Indices past paper question help

By using y=2^x or otherwise, solve

4^x - 3 (2^(x+1)) + 8= o

so i understand to convert the 4^x to 2^x(2) but how to proceed ??
sorry cant type equations properly dont know what language this forums use and again sorry.

Re: Indices past paper question help

Quote:

Originally Posted by mathkid12

By using y=2^x or otherwise, solve

4^x - 3 (2^(x+1)) + 8= o

so i understand to convert the 4^x to 2^x(2) but how to proceed ??
sorry cant type equations properly dont know what language this forums use and again sorry.

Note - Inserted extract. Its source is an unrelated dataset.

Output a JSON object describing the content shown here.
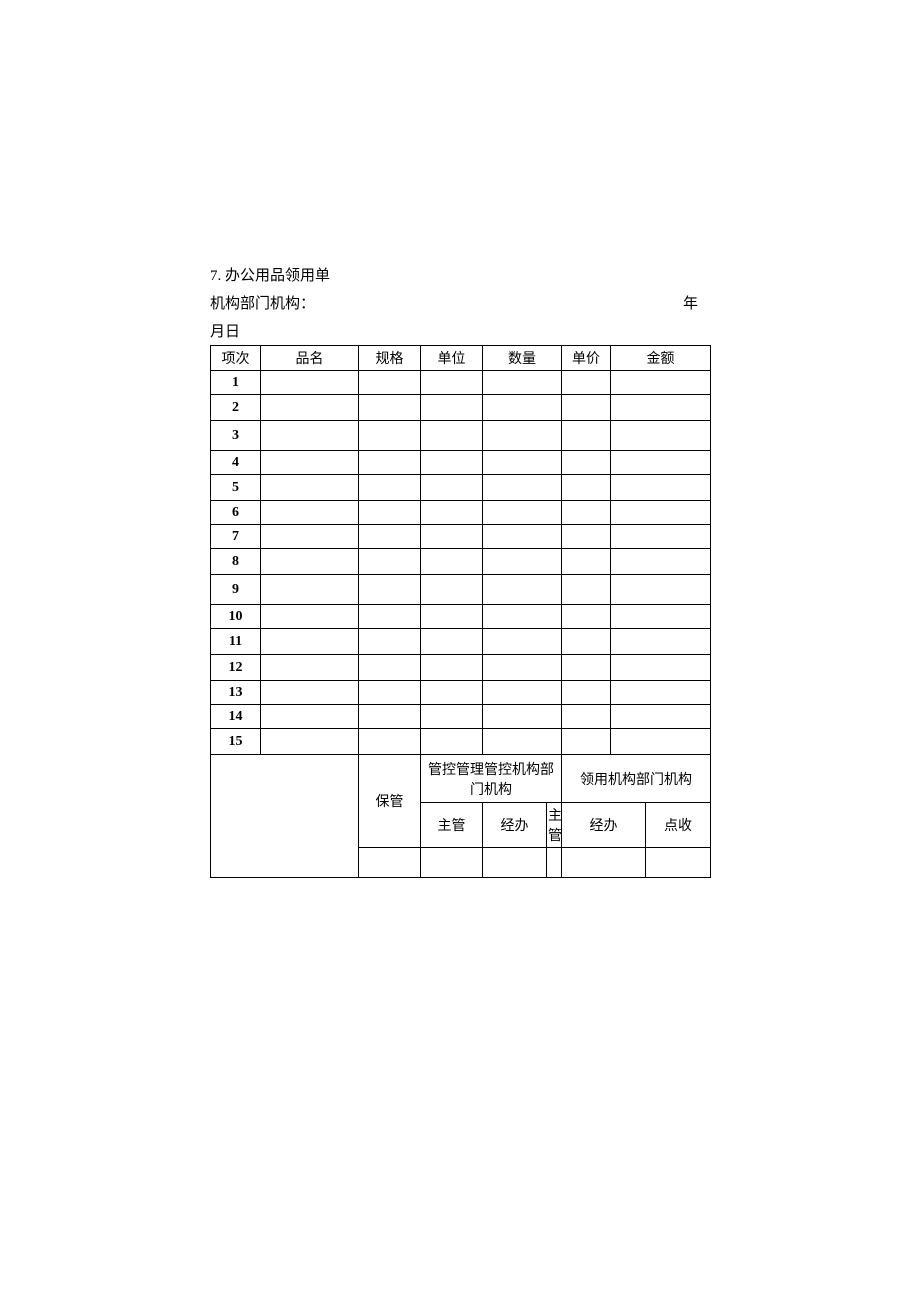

$\displaystyle \begin{align*} 4^x - 3 \cdot 2^{x + 1} + 8 &= 0 \\ \left( 2^2 \right) ^x - 3 \cdot 2 \cdot 2^x + 8 &= 0 \\ 2^{2x} - 6 \cdot 2^x + 8 &= 0 \\ \left( 2^x \right) ^2 - 6 \cdot 2^x + 8 &= 0 \\ X^2 - 6X + 8 &= 0 \textrm{ after making the substitution } X = 2^x \end{align*}$

You should now be able to solve.

Re: Indices past paper question help

thanks, thank you very very much!!!!!!!!1